22 killed in attack on Shia cemetery

 

Gunmen shot dead at least 22 Shia Muslims and wounded 51 others at a religious service in the Pakistani city of Lahore yesterday in what officials said was the most deadly sectarian violence in recent months.

Local Shia sources said 24 people were killed at the morning service at an old cemetery in central Lahore, capital of the central province of Punjab and home city of the Prime Minister, Mr Nawaz Sharif.

But Punjab's Chief Minister, Mr Shahbaz Sharif (younger brother of the prime minister), who condemned the shooting as a "most heinous and inhuman act of terrorism", said 22 people were killed and 51 were wounded.

He also ordered an inquiry into the incident by a Lahore High Court judge who must report his findings within a fortnight.

No one immediately claimed responsibility for the attack and police said the identity of the gunmen was not known. But they said the bloodshed appeared to be part of a wave of sectarian violence in Punjab, where rival militant groups from the majority Sunni and the minority Shia Islamic sects have blamed each other for the attacks.

The police said the assailants sprayed the congregation with gunfire between 8.15 a.m. and 8.30 a.m. local time at the Mominpura cemetery, one of the oldest in Lahore. The cemetery had only one entrance, and there was no escape route for the Shias who gather there every Sunday for prayers for the dead during the fasting month of Ramadan.

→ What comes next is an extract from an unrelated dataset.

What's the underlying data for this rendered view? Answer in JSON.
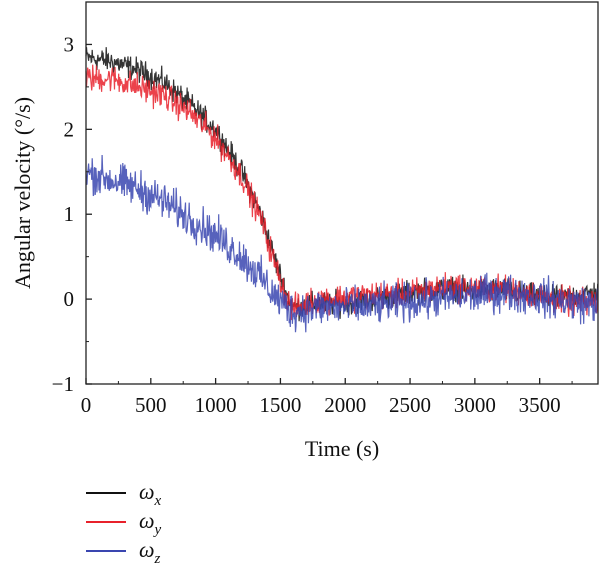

Shia activists later held protests in the area, setting vehicles alight, stoning buildings and shouting anti-government slogans, witnesses said. They also burnt old tyres on streets to disrupt traffic.

Mr Tauqir Hussain, a local Shia leader, blamed Sunni militants for the attack. No comment from the Sunnis was immediately available.

Quoting other Shia witnesses, he said three men with Kalashnikov assault rifles entered the graveyard, continued shooting at about 150 assembled people for three to four minutes and then escaped in a jeep parked outside.

He said a delegation of his Tehrik-i-Jafraia Shia party had told Mr Shahbaz Sharif three days ago that there was a danger of anti-Shia violence and that the chief minister had confirmed that a group of five Sunni militants who had escaped from jail in southern Punjab had reached Lahore.

Sectarian violence claimed about 150 lives in Punjab in 1997, including religious scholars and 14 lawyers. Sunni-Shia disputes over Islamic beliefs have often spilled into violence in Pakistan.

Shias form about 15 per cent of Pakistan's mainly Sunni population of more than 135 million but are the majority in neighbouring Iran.

Pakistan's Sunni groups accuse Iran of aiding their Shia rivals. For their part, the Shia groups accuse Saudi Arabia of aiding Sunni militants. Both Iran and Saudi Arabia deny the charges.

Last September, gunmen shot dead five Iranian military technicians and their Pakistani driver in the Punjab city of Rawalpindi, near the Pakistani capital Islamabad.

The official APP news agency reported on Saturday that the Pakistani government had arranged special security for 11 religious and political leaders after an intelligence warning that their lives were in danger.